Capitolo ventinovesimo
“Ne sono contento, — dissi, calcolando tra me e me, mentre camminavo in Lione, dato che la diligenza era gettata alla rinfusa insieme col mio bagaglio su un carro che si moveva lentamente davanti a me, — sono proprio contento, — dissi, — che si sia sfasciata; perché ora potrò andare direttamente ad Avignone per via d’acqua, il che mi porterà più oltre di centoventi miglia nel mio viaggio e non mi costerà sette lire; e di là, — continuai, proseguendo nel mio calcolo, — potrò noleggiare un paio di muli o di asini, se così mi piace (tanto nessuno mi conosce), e attraversare le pianure della Linguadoca per quasi nulla. Mi verrà nella borsa un guadagno netto di quattrocento lire da questa disavventura; e poi il piacere! Varrà... varrà di per sé il doppio dei quattrini. A quale velocità, — continuai, battendo le mani, — volerò per il rapido Rodano, col Vivarese alla mia destra e il Delfinato alla mia sinistra, intravvedendo appena le vecchie città di Vienne, Valence e Vivières. Quale fiamma ridesterà nella lampada del mio cuore lo staccare un grappolo rosseggiante mentre passerò rapido a lambire i colli dell’Ermitage e della Côte-Rôtie! E quale fresca primavera nel sangue il vedere sulle sponde avanzare e ritirarsi i castelli dei romanzi cavallereschi, dai quali cortesi cavalieri anticamente salvavano gli angustiati, e lo scorgere con la vertigine le rocce, le montagne, le cateratte e tutto l’anelito della natura nei suoi compiti immani.”
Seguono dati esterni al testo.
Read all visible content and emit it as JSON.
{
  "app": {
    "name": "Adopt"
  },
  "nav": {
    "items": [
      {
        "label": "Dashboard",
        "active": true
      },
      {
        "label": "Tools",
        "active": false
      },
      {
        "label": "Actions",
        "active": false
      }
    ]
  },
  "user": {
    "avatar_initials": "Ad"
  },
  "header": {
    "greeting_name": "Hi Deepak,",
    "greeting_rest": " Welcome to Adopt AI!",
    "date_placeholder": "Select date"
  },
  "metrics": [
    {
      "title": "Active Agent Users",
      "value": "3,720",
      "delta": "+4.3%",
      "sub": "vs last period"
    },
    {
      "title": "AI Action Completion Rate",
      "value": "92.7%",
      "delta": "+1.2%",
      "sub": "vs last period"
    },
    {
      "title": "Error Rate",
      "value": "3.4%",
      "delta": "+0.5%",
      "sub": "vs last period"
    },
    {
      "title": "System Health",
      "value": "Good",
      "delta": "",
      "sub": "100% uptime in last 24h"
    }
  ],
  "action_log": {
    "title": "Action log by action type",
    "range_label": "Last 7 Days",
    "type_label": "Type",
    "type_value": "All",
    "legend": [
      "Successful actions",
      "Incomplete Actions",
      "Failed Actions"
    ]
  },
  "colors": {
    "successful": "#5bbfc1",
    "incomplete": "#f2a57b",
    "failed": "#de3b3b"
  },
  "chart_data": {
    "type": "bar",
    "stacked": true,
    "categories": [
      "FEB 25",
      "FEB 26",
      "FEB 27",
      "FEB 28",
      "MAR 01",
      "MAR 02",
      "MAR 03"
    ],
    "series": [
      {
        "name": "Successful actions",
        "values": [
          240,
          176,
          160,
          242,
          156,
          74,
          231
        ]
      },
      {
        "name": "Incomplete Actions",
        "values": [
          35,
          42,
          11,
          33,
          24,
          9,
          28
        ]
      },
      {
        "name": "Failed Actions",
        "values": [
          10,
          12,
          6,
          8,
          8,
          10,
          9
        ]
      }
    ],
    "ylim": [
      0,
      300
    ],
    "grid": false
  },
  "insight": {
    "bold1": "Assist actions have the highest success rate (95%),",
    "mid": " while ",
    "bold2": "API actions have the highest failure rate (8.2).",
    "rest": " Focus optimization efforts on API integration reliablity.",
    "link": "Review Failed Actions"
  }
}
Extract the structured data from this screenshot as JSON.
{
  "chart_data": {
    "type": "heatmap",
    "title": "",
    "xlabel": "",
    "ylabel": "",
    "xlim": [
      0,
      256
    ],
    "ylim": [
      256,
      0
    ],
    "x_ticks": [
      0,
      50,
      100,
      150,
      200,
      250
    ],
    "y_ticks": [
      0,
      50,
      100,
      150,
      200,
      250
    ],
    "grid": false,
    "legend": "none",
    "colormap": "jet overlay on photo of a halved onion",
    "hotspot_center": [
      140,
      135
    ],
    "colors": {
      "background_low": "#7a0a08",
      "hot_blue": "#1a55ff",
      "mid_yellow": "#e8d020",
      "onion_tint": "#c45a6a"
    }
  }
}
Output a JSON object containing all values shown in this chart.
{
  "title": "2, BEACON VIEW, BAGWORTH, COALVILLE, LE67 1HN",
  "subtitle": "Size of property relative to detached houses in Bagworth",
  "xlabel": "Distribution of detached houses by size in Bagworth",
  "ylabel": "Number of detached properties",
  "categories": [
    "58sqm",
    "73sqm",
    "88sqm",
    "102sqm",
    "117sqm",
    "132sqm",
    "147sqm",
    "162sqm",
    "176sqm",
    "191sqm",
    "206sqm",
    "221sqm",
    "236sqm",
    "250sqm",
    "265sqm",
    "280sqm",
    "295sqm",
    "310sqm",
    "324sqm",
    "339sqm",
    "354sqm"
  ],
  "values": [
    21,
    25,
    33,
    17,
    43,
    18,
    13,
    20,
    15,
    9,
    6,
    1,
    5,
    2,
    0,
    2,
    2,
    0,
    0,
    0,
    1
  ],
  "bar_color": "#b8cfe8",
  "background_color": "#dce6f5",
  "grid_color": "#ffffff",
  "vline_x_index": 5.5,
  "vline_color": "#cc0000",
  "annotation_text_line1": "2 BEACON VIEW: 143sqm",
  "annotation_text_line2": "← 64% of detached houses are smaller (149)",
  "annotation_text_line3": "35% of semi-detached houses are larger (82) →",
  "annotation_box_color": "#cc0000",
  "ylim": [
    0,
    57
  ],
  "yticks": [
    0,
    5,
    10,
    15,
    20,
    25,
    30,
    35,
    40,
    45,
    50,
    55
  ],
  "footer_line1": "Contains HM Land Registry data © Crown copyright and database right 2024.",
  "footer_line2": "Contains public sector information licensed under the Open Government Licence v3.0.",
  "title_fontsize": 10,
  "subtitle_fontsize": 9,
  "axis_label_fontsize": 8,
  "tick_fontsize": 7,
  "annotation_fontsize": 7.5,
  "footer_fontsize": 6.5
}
Mentre procedevo così fantasticando, mi parve che la diligenza, che nei suoi rottami appariva dapprima alquanto maestosa, andasse a poco a poco sempre più diminuendo nelle sue dimensioni: la freschezza della vernice era scomparsa, la lucentezza delle dorature perduta, e al mio sguardo essa tutta appariva così povera cosa, così misera! così disprezzabile! e, in una parola, a tal punto peggiore dello stesso calesse della badessa d’Andoüillets, che m’accingevo ad aprire la bocca per mandarla al diavolo, quando un impudente e adescatore appaltatore di vetture, piantandosi prontamente in mezzo alla strada, domandò se Monsieur voleva far riparare la sua diligenza.
«No, no, — dissi, scotendo lateralmente la testa.
— Monsieur preferisce forse venderla? — soggiunse l’appaltatore.
— Con tutto il cuore, — dissi. — Le parti metalliche valgono quaranta lire, i vetri altre quaranta, e il cuoio potete prenderlo per sostentarvene.»
“In quale miniera di ricchezza, — mi dissi, mentre egli mi contava il denaro, — m’ha portato questa diligenza? E questo è il mio consueto sistema di contabilità, per lo meno nei disastri della vita: ricavarne un penny da ognuno d’essi quando mi capitano...”
Su, mia cara Jenny, racconta al mondo per me come mi comportai una volta in uno di questi, tra i più umilianti nel suo genere che potesse capitarmi come uomo, orgoglioso come dovrebbe essere della propria virilità.
«Basta, — dicesti, accostandoti a me, mentre stavo li impalato con le giarrettiere in mano a riflettere su ciò che non era accaduto, — basta, Tristram, io sono soddisfatta, — dicesti, bisbigliandomi queste parole all’orecchio: **** ** **** *** ******; **** ** **.»
Chiunque altro sarebbe sprofondato al centro della terra.
“Tutto serve a qualcosa, — dissi. — Andrò nel Galles per sei settimane a bere siero di latte di capra, e questo incidente mi farà guadagnare sette anni di più lunga vita.”
Ecco perché mi reputo imperdonabile d’aver biasimato tanto spesso la fortuna, come ho fatto, perché mi ha colpito per tutta la mia vita, da duchessa poco gentile, come la chiamai, con tanti piccoli mali; anzi, se ho qualche ragione d’essere in collera con lei, è di non avermene mandato di grandi: una ventina di buone, dannate, robuste perdite mi sarebbero valse quanto una pensione.
Una di un centinaio di sterline all’anno o giù di li è quanto desidero; non vorrei trovarmi nelle peste di dover pagare un’imposta fondiaria per una maggiore.